6 Conclusion and Future Work

The paper presents an Intrusion Detection Siamese Network framework capable of classifying new cyber-attacks based on a limited number of labelled instances (One-Shot). The evaluation of the model was performed on three different data sets; CICIDS2017, KDD Cup’99 and the NSL-KDD, an enhancement of the KDD Cup’99.

Results of the evaluation re-confirm that particular consideration must be given on creating the training set, ensuring an equal number of training pairs for every class combination. The core requirement, in turn, presents a challenge of an exploding number of combinations between all instances. Thus, distinct pairs are chosen to create large batches in the region of 30,000 pairs to mitigate the growth. During evaluation, similarity comparison using a single point for each class resulted in noisy predictions due to randomness obviated through the selection of multiple () random instances from each class and aggregation using majority voting.

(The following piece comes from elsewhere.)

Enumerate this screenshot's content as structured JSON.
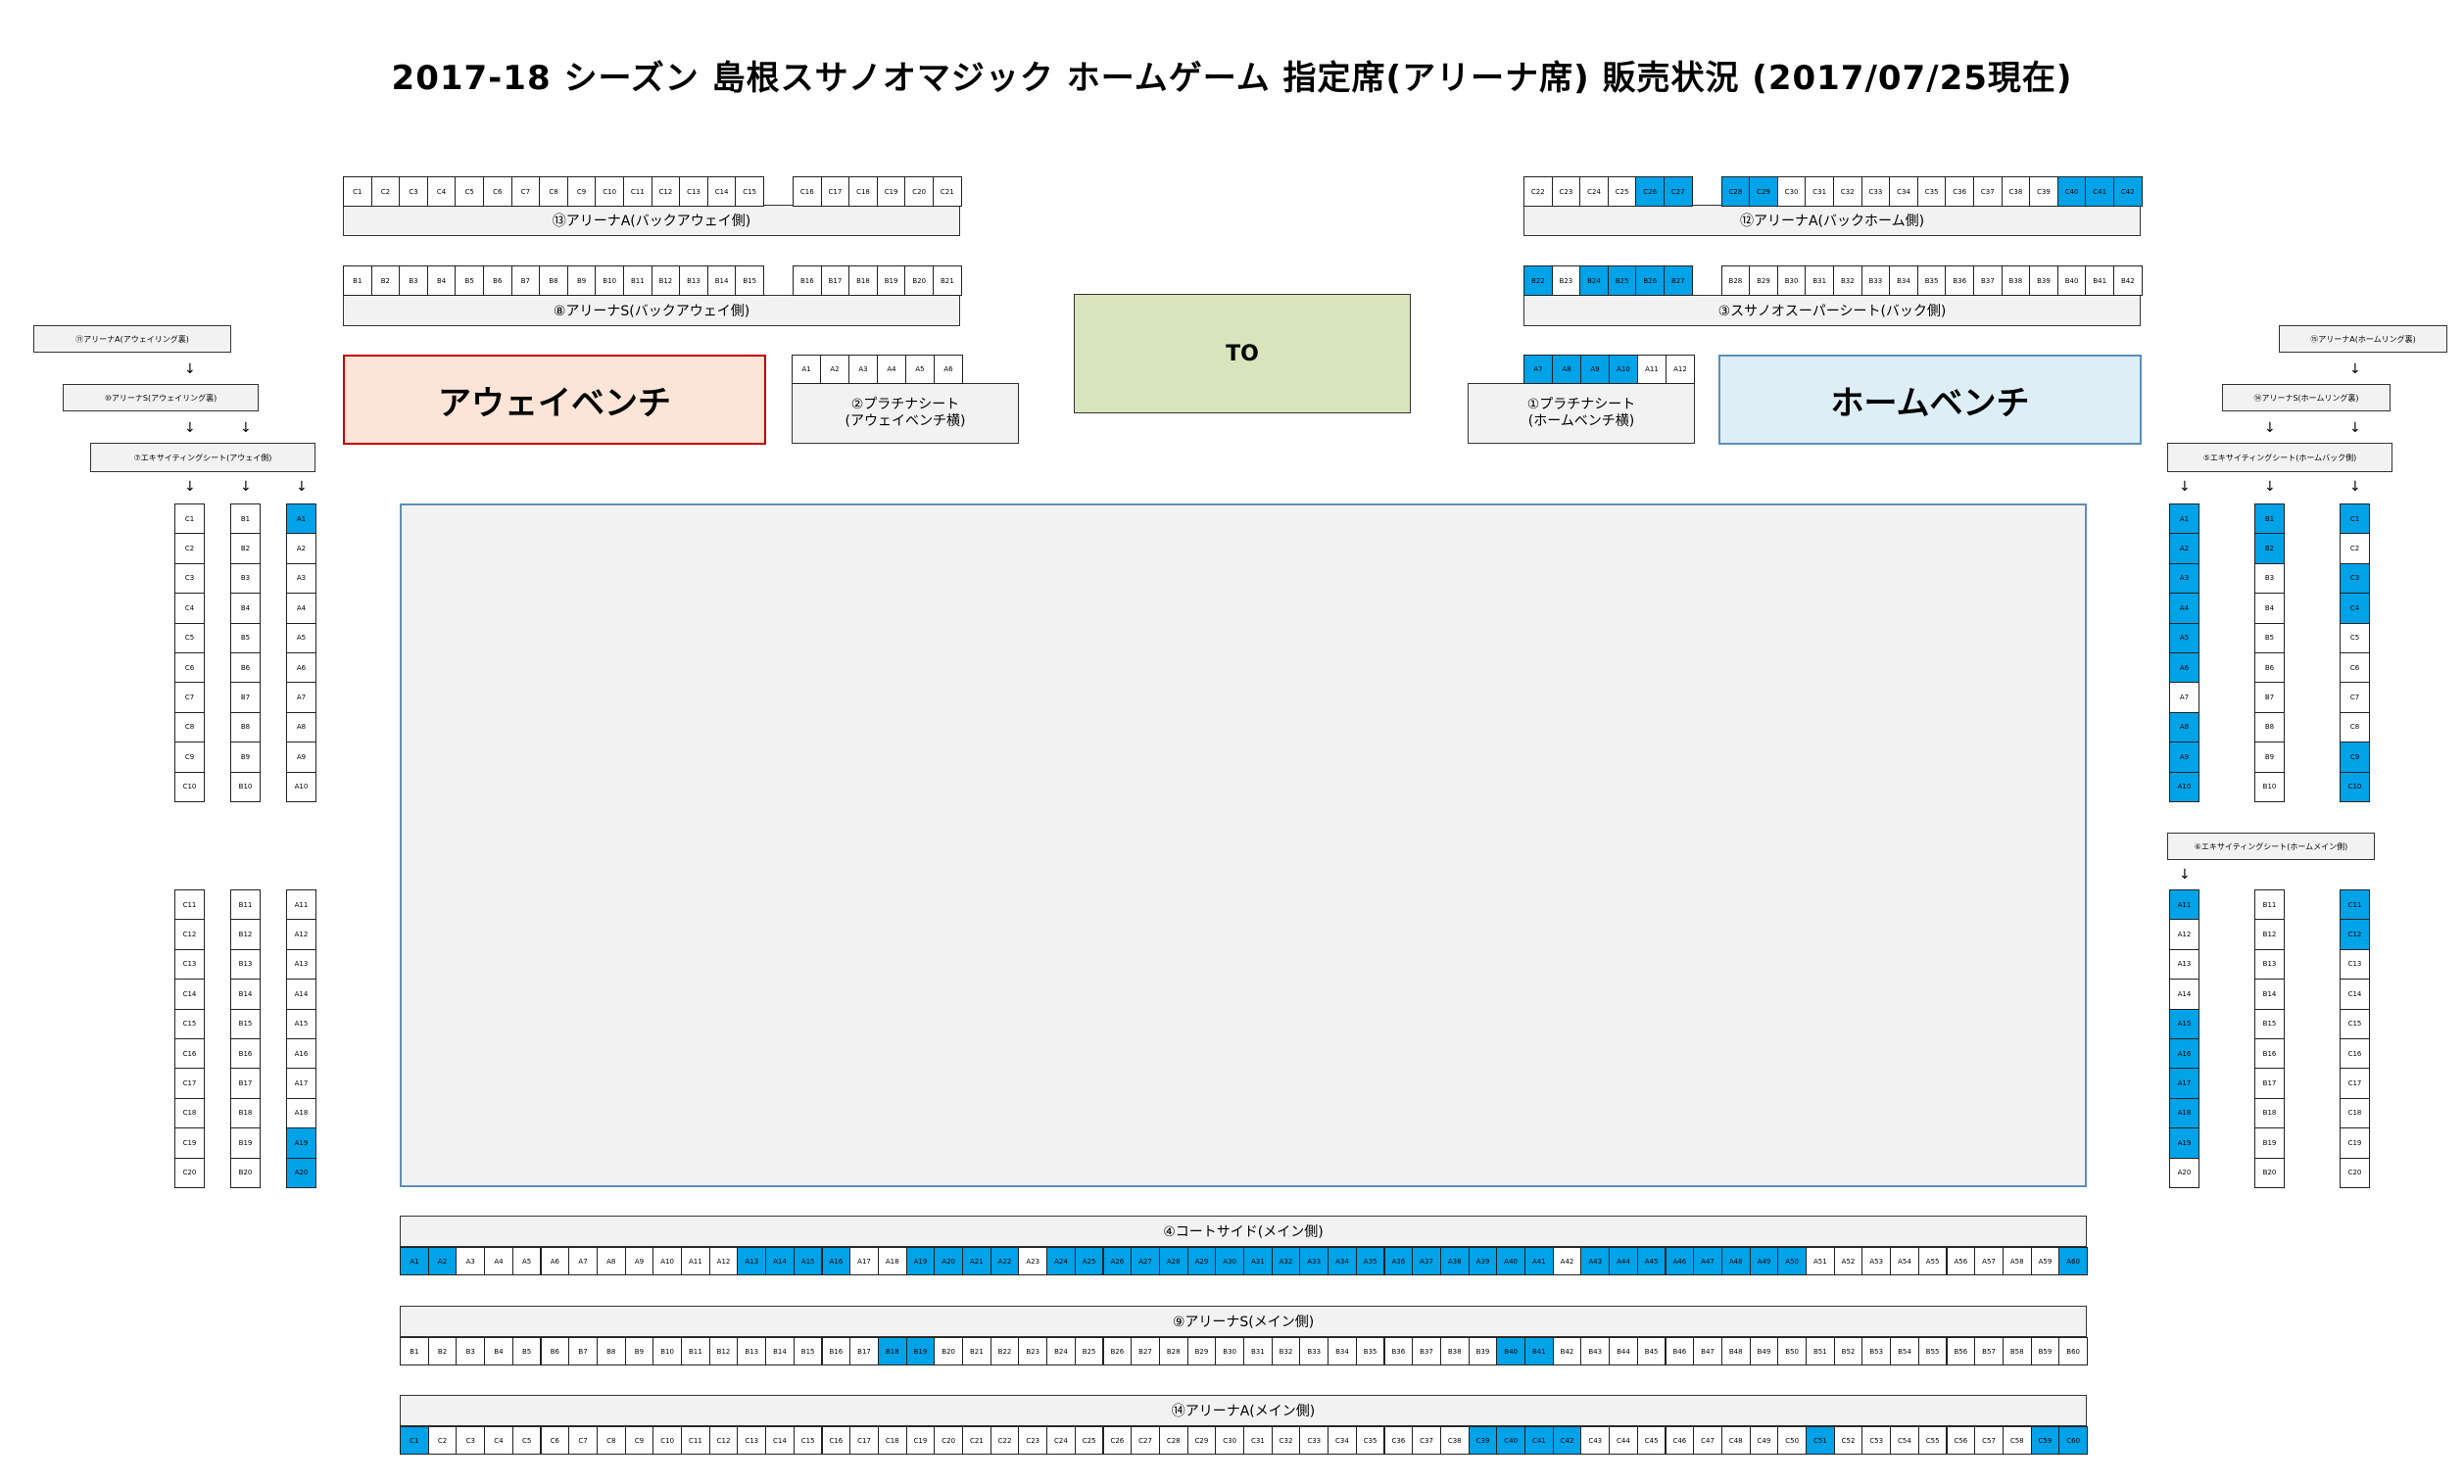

Results demonstrate the ability of the proposed architecture to classify cyber-attacks based on learning from similarity. Moreover, the results highlighted the need for representative instances for the new attack class. Furthermore, evidence is provided to confirm the ability of One-Shot learning methodologies to adapt to new cyber-attacks without retraining when only a few instances are available for a new attack. An overall accuracy of between 80% - 85% for the CICIDS2017 data set was evaluated, demonstrating acceptable accuracy in detecting previously unseen attacks. The overall accuracy reached above 75% for the KDD Cup’99 and NSL-KDD data sets. Further and also important to the application is that the overall accuracy was achieved at a low FNR for the new attack classes.

References

  • [1] H. Altae-Tran, B. Ramsundar, A. S. Pappu, and V. Pande (2017) Low data drug discovery with One-Shot learning.. ACS Central Science 3 (4), pp. 283–293. Cited by: §2.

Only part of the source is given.